Although not considered in the majority opinion, there is this further possible argument to sustain the preference: It might conceivably be argued that the rule of the New York court had the effect of creating an equitable lien in the Zo-Gale mortgage, in favor of the public certificate holders, i.e., that, in effect, the guaranty, from its inception, gave them a first lien on that mortgage. But the New York court nowhere suggests that its rule is to be taken as creating such an equitable lien; in all likelihood such a basis for the rule has not been advanced, because the existence of such a lien could not be reconciled with the fact that, under the New York decisions, the guarantor, with entire legality, could destroy the lien at any time, by merely selling the unissued or repurchased certificates, without the consent of the holders of the then outstanding publicly held certificates.7

Or if they had again been resold, before the reorganization, to the public.

Hereafter I shall, for convenience, treat the uncertificated portion of the mortgage as identical with the repurchased certificates; as the majority points out, Prudence was the true owner of both.

Were the facts of this case such as to bring it within the general outlines of the rule of the Taylor case, supra, we would be obliged to consider the significance of the cautionary comments in Consolidated Rock Products Co. v. DuBois, March 3, 1941, 61 S.Ct. 675, 85 L.Ed. 982.

In such a situation, the federal courts are bound by the decisions of the New York courts as to whether language in the contract has the effect of overcoming the New York rule as to subordination, for such decisions relate to the intention of the parties to the contract.
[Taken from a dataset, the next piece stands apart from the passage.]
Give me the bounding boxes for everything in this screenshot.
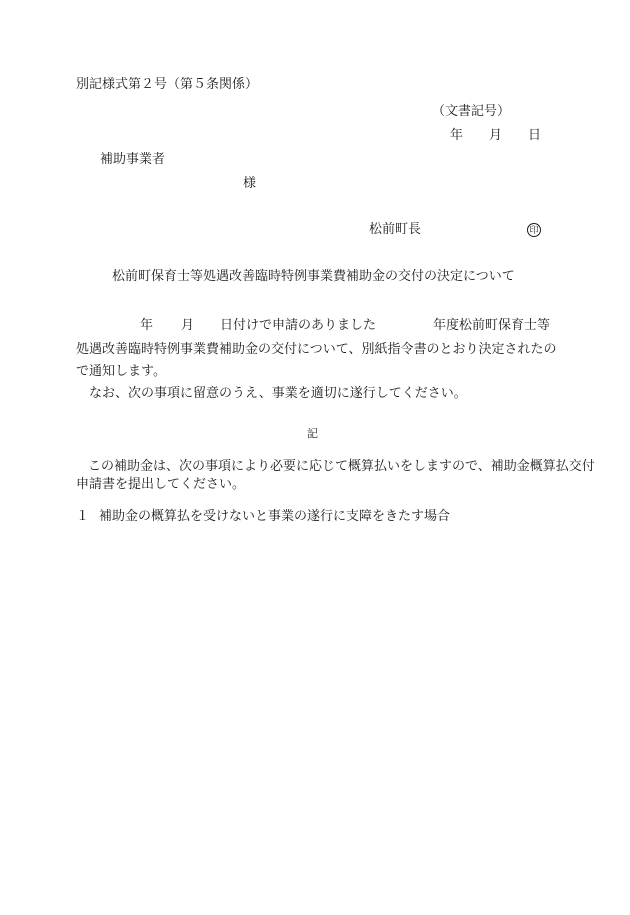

in some of the cases decided by the New York court, it found language in the contract showing an actual intention to create a preference. But in the case at bar there is not a vestige of such language.

Italics added,

Such a “lien” would not rise even to the dignity of an unrecorded chattel mortgage. It may also be noted, in passing, that the rights of the Trustees in bankruptcy of Prudence vested before Amalgamated went into bankruptcy.